The Library of Congress announced a few years ago they will archive all tweets. Here is how they plan to store the data and make it available:

Osterberg says the costs associated with the project, in terms of developing the infrastructure to house the tweets, is in the low tens of thousands of dollars. The tweets were offered as a free gift from Twitter, and are being transferred to the Library through a separate company, Gnip, at no cost. Each day tweets are automatically pulled in from Gnip, organized chronologically and scanned to ensure they’re not corrupted. Then the data are stored on two separate tapes which are housed in different parts of the Library for security reasons.

The Library has mostly figured out how to make the archive organized, but usability remains a challenge. A simple query of just the 2006-2010 tweets currently takes about 24 hours. Increasing search speeds to a reasonable level would require purchasing hundreds of servers, which the Library says is financially unfeasible right now. There’s no timetable for when the tweets might become accessible to researchers…

While you can’t yet make a trip to Washington D.C. and have casual perusal of all the world’s tweets, the technology to do exactly that is readily available—for a cost. Gnip, the organization feeding the tweets to the Library, is a social media data company that has exclusive access to the Twitter “firehose,” the never-ending, comprehensive stream of all of our tweets. Companies such as IBM pay for Gnip’s services, which also include access to posts from other social networks like Facebook and Tumblr. The company also works with academics and public policy experts, the type of people likely to make use of a free, government-sponsored Twitter archive when it comes to fruition…

All the researchers agree that Twitter is a powerful tool for sociological study. Soon, if the Library of Congress can make its database fully functional, it’ll also be an easily accessible one. And one day, long after we’ve all sent our final snarky tweet, our messages will live on.

And what will people of the future think when they read all these tweets?

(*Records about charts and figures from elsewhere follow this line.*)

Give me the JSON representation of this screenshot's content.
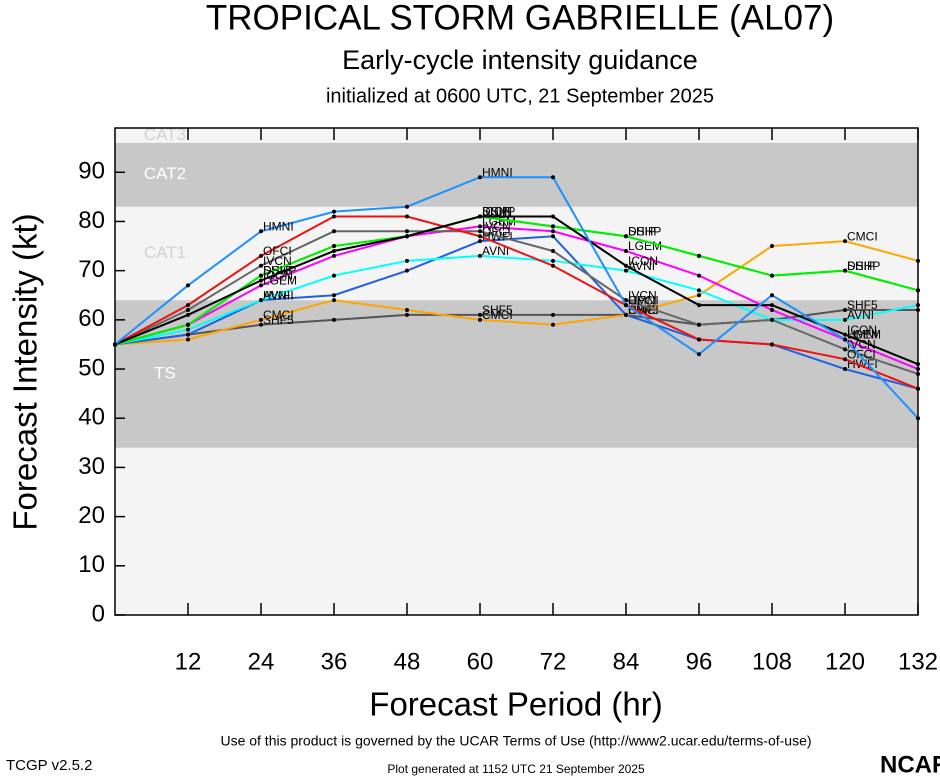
{
  "chart_data": {
    "type": "line",
    "title": "TROPICAL STORM GABRIELLE (AL07)",
    "subtitle": "Early-cycle intensity guidance",
    "init": "initialized at 0600 UTC, 21 September 2025",
    "x_label": "Forecast Period (hr)",
    "y_label": "Forecast Intensity (kt)",
    "x": [
      0,
      12,
      24,
      36,
      48,
      60,
      72,
      84,
      96,
      108,
      120,
      132
    ],
    "xlim": [
      0,
      132
    ],
    "xticks": [
      12,
      24,
      36,
      48,
      60,
      72,
      84,
      96,
      108,
      120,
      132
    ],
    "ylim": [
      0,
      99
    ],
    "yticks": [
      0,
      10,
      20,
      30,
      40,
      50,
      60,
      70,
      80,
      90
    ],
    "bands": [
      {
        "label": "TS",
        "min": 34
      },
      {
        "label": "CAT1",
        "min": 64
      },
      {
        "label": "CAT2",
        "min": 83
      },
      {
        "label": "CAT3",
        "min": 96
      }
    ],
    "band_colors": [
      "#c8c8c8",
      "#f4f4f4"
    ],
    "series": [
      {
        "name": "SHF5",
        "color": "#555555",
        "values": [
          55,
          57,
          59,
          60,
          61,
          61,
          61,
          61,
          59,
          60,
          62,
          62
        ]
      },
      {
        "name": "CMCI",
        "color": "#ffa500",
        "values": [
          55,
          56,
          60,
          64,
          62,
          60,
          59,
          61,
          65,
          75,
          76,
          72
        ]
      },
      {
        "name": "HWFI",
        "color": "#2060e0",
        "values": [
          55,
          57,
          64,
          65,
          70,
          76,
          77,
          61,
          56,
          55,
          50,
          46
        ]
      },
      {
        "name": "AVNI",
        "color": "#00ffff",
        "values": [
          55,
          58,
          64,
          69,
          72,
          73,
          72,
          70,
          66,
          60,
          60,
          63
        ]
      },
      {
        "name": "LGEM",
        "color": "#ff00ff",
        "values": [
          55,
          59,
          67,
          73,
          77,
          79,
          78,
          74,
          69,
          62,
          56,
          50
        ]
      },
      {
        "name": "SHIP",
        "color": "#00ee00",
        "values": [
          55,
          59,
          69,
          75,
          77,
          81,
          79,
          77,
          73,
          69,
          70,
          66
        ]
      },
      {
        "name": "DSHP",
        "color": "#00ee00",
        "values": [
          55,
          59,
          69,
          75,
          77,
          81,
          79,
          77,
          73,
          69,
          70,
          66
        ]
      },
      {
        "name": "IVCN",
        "color": "#666666",
        "values": [
          55,
          62,
          71,
          78,
          78,
          78,
          74,
          64,
          59,
          60,
          54,
          49
        ]
      },
      {
        "name": "OFCI",
        "color": "#ee1111",
        "values": [
          55,
          63,
          73,
          81,
          81,
          77,
          71,
          63,
          56,
          55,
          52,
          46
        ]
      },
      {
        "name": "ICON",
        "color": "#000000",
        "values": [
          55,
          61,
          68,
          74,
          77,
          81,
          81,
          71,
          63,
          63,
          57,
          51
        ]
      },
      {
        "name": "HMNI",
        "color": "#1e90ff",
        "values": [
          55,
          67,
          78,
          82,
          83,
          89,
          89,
          63,
          53,
          65,
          56,
          40
        ]
      }
    ]
  },
  "notice": "Use of this product is governed by the UCAR Terms of Use (http://www2.ucar.edu/terms-of-use)",
  "version": "TCGP v2.5.2",
  "generated": "Plot generated at 1152 UTC   21 September 2025",
  "logo": "NCAR"
}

While this could be a really interesting data source (notwithstanding all of the sample selection issues), I find it odd there is no timetable for when it might be more easily searchable. What is the point of collecting all of this information if it can’t be put to use?

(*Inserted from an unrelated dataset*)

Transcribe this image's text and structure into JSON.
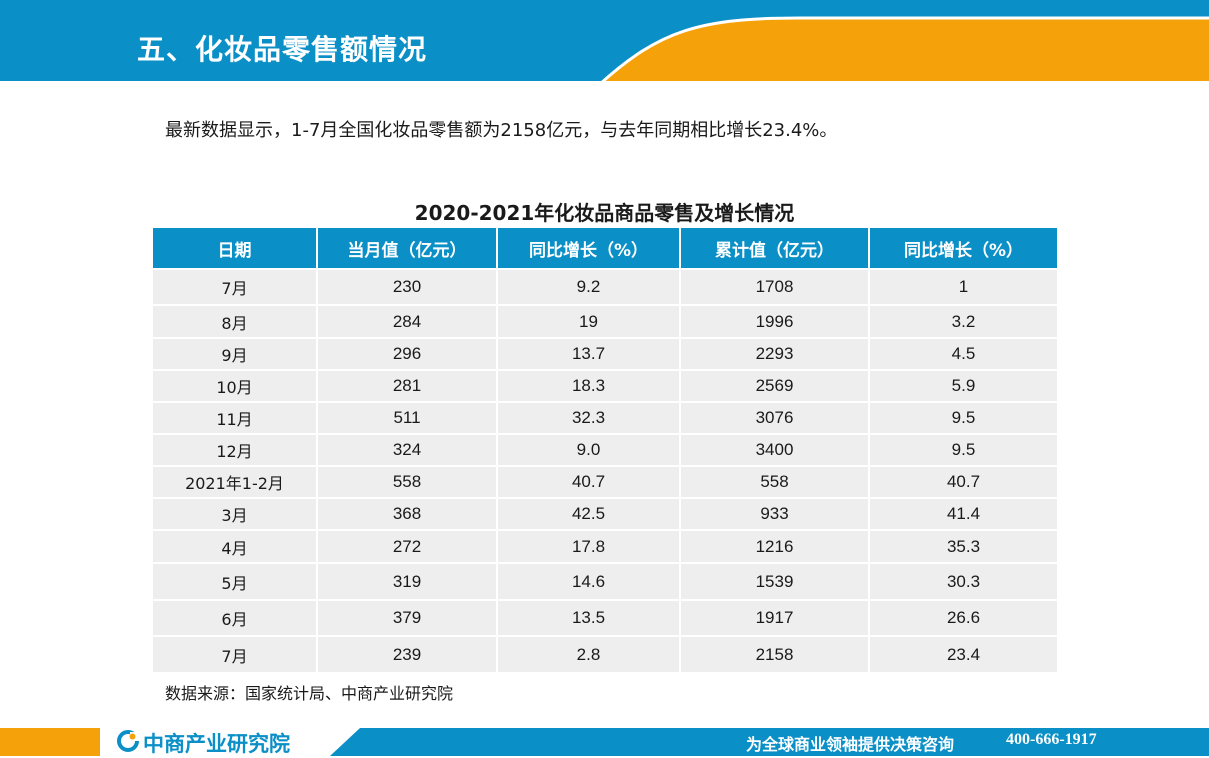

Using Twitter as a data source; examining emotions and more

In April, the Library of Congress announced plans to archive all public tweets since the start of Twitter in March 2006. So what might researchers do with this data?

A recent study provides an example. Scholars from Northeastern and Harvard examined the emotions of Americans through their Tweets. By coding certain words as having positive or negative emotional value, researchers were able to map out data. According to New Scientist:

[T]hese “tweets” suggest that the west coast is happier than the east coast, and across the country happiness peaks each Sunday morning, with a trough on Thursday evenings.

The mood map is cool.

While the findings about when people are happy may not be too surprising, the research does bring up the question about the value of Tweets as a data source. Since it is likely skewed to a younger sample and also perhaps a wealthier and more educated group, it is not representative data. But it could provide some insights into reactions to certain events or for seeing the beginning and end of certain trends.

So what else will researchers study using tweets?